Michelle King Robson: Thank you. We are happy, we are so happy to have you so tell us a little bit about your story.
Dr. Marilyn Murray: Well, I lived here in Scottsdale for many years, and was a successful art dealer, and everybody who saw me thought I had my life put together. I had a beautiful home actually just down the street from where you live now, and two lovely daughters that you know, and everybody assumed that my life was perfect.
What they didn't understand that was that I was suffering from severe physical pain, pain which I had gone to many different doctors, and at the time I went to clinics and tried every type of treatment that was available traditional as well as non-traditional. And the doctor just shook their heads and they said we don't know what's wrong. We realize if you have all of this with severe head pain stomach, legs, back you name it.
And it increased over the years, and I had, had asthma severely as a child and a teenager and actually moved to Arizona from Kansas when I was 17 because of the asthma. And when I and the asthma in Kansas it had always been activated by cold snowy weather, and when I came to Phoenix obviously we don't have snow.
So the asthma went away, but I got these severe headaches, and so I started taking lots of medication from the time I was like in my early 20s. And by the time I was 44 which is in 1980, I was taking some massive amounts of medication that were still not helping. And so I had a friend of mine, she and I had started some support groups for women called 'More Than Friends'.
Actually they were some of the first support groups in the whole United States in the early 70s back when you couldn't find a book anywhere on how to start a small group except for Twelve-Step programs. And so during this time, it was the first time in my life that I had started to look at myself because I had been raised back in Kansas where what will other people think was sort of the Kansas state motto I thought, and taking care of others always before you take care of yourself all of those kind of things were the way I lived.
And so during these groups, I was first starting to say, okay what's going on with me, why am I having all these problems, and so my friends really urge me to do something about it. And back in 1980 in this conservative Scottsdale town, nobody went to therapy unless you were certifiably psychotic, and I was at the time running a very successful business, and so I thought well, I don't need to go to therapy, and but my friend that had helped me start these groups had gone to a treatment center in California earlier because she had come from a family where there was alcoholism.
And I said well, that was fine for you, but I had a perfect family, I don't need this. And she persisted, and it's a really tough love, and insisted that I go. And this treatment center at the time was one of the only ones in the whole country that did any kind of outpatient intensive treatment, and they were really pioneers in that. And I was scheduled, this was thanksgiving weekend of 1980 to go there for two weeks and I was gone seven months.

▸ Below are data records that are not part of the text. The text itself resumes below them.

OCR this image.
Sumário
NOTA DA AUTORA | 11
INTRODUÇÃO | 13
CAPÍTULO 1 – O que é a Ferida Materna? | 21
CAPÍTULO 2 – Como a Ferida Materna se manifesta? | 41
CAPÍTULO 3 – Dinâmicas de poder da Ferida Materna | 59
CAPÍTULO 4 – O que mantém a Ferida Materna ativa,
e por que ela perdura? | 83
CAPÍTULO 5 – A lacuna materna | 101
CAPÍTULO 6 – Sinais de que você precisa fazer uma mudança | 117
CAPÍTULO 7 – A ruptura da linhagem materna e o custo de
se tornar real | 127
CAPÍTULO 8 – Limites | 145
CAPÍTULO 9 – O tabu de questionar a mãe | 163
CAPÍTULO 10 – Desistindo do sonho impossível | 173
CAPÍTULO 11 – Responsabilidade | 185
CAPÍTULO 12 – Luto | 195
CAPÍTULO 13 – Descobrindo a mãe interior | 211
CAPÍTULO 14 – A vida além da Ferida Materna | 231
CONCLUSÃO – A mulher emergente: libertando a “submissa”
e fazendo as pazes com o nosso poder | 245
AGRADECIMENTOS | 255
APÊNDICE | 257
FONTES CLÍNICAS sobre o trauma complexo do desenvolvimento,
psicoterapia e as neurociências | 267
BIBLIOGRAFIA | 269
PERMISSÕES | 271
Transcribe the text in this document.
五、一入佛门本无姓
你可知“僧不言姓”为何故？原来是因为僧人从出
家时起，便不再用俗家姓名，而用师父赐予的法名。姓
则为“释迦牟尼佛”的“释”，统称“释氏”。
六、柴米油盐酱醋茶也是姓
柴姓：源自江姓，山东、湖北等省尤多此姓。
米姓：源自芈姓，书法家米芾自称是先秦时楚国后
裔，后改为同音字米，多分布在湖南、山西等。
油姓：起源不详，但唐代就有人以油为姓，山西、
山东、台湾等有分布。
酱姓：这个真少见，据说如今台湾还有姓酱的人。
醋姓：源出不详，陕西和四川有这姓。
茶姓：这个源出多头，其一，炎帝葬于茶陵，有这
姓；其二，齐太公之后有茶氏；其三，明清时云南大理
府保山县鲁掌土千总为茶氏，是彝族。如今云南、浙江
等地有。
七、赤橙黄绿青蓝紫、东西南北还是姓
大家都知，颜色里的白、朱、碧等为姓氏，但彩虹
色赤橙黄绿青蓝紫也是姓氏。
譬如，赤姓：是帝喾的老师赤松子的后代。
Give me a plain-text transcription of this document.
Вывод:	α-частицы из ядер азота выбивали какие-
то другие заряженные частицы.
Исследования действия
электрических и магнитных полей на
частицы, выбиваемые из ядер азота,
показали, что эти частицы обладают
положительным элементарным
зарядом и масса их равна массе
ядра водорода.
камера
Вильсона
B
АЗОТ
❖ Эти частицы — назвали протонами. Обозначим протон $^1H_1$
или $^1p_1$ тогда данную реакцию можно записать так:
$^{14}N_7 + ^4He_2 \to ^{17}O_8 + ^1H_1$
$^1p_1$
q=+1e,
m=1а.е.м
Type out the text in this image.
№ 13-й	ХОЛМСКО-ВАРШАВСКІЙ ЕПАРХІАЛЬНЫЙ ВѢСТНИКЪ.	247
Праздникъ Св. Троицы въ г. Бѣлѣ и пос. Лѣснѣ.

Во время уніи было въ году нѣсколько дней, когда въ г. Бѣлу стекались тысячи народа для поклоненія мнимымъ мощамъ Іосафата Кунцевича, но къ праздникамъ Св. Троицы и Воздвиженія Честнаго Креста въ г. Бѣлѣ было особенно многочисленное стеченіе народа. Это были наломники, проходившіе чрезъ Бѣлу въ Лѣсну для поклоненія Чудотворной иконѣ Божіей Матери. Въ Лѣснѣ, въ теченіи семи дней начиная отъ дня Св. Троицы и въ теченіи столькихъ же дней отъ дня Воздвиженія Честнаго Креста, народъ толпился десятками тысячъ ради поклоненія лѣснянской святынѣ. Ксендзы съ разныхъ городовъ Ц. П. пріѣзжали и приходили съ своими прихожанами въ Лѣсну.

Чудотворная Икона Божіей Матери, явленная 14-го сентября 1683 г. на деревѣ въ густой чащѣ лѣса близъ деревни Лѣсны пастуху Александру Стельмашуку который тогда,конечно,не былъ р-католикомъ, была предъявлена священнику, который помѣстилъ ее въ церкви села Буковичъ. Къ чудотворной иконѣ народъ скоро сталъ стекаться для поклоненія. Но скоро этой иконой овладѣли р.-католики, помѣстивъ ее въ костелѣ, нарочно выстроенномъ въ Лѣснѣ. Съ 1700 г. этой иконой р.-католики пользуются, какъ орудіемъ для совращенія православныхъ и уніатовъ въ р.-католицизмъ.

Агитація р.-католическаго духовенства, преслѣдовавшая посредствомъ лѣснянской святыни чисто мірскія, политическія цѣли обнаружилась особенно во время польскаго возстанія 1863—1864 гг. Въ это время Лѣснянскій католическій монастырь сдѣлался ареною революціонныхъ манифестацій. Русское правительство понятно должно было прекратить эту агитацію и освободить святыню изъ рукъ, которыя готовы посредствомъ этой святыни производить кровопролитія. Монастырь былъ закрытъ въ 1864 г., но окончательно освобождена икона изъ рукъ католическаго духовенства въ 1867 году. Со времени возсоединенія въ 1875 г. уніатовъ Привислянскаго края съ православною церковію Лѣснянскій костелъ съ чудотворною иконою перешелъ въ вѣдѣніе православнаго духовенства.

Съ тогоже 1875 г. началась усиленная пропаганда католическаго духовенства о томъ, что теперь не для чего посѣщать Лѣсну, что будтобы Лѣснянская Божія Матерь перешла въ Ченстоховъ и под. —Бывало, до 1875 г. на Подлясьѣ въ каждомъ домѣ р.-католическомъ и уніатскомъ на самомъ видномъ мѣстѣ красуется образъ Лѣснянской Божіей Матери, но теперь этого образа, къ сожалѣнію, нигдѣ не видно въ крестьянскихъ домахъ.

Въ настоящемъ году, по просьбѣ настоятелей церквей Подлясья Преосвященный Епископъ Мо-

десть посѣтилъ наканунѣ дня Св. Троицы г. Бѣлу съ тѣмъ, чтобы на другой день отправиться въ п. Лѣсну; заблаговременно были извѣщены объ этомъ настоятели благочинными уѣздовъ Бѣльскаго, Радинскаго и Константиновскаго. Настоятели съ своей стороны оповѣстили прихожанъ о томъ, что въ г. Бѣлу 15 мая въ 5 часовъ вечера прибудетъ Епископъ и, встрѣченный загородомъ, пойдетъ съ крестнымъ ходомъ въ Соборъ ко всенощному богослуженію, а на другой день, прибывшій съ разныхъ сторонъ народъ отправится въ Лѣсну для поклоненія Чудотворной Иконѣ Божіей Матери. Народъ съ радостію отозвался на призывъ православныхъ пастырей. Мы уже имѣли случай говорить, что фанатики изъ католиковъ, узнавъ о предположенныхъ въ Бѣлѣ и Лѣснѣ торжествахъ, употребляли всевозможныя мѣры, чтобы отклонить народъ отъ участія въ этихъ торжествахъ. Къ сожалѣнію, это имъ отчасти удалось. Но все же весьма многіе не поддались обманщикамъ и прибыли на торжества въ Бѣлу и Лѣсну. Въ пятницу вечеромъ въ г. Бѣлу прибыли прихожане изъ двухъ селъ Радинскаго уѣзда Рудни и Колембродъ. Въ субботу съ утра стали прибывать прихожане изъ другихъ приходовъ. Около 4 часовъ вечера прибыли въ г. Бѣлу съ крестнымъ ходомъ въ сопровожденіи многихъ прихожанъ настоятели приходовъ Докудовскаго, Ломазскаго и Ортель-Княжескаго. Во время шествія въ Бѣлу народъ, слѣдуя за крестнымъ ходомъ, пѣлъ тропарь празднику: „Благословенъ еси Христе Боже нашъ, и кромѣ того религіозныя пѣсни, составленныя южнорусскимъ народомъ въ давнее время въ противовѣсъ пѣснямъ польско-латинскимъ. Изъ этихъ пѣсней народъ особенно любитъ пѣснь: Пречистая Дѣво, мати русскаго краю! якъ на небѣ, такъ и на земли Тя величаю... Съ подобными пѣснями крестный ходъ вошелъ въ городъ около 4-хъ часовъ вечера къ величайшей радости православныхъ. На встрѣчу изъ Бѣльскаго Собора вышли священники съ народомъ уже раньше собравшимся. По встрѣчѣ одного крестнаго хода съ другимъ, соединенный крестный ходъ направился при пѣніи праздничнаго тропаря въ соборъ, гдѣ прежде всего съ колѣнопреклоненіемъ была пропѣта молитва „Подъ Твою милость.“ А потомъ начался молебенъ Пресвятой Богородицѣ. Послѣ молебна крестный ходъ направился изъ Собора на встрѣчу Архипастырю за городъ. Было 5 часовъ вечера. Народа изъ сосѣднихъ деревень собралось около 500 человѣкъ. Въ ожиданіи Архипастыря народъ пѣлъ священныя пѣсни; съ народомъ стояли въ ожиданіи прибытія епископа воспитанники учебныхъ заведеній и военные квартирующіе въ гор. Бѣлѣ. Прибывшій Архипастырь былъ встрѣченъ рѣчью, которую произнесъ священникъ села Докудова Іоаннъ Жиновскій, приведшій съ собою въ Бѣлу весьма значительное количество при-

Michelle King Robson: Oh wow.
Dr. Marilyn Murray: Yeah and yeah it was really a wow. And during that time, I dealt with some sexual abuse as a child that were, was from some strangers. It wasn't anyone in my family, and it was something I never dealt with, but it wasn't just that. I dealt with the fact that I had spent 44years of my life never dealing with any conflicts or any negative issues. It was always just pushing everything down, keeping the smile on my face, and looking good, and being focused on everybody else. And as a result then I had to work on all of that because I just had this many, many, many years, lots of issues that hung that I never, never dealt with.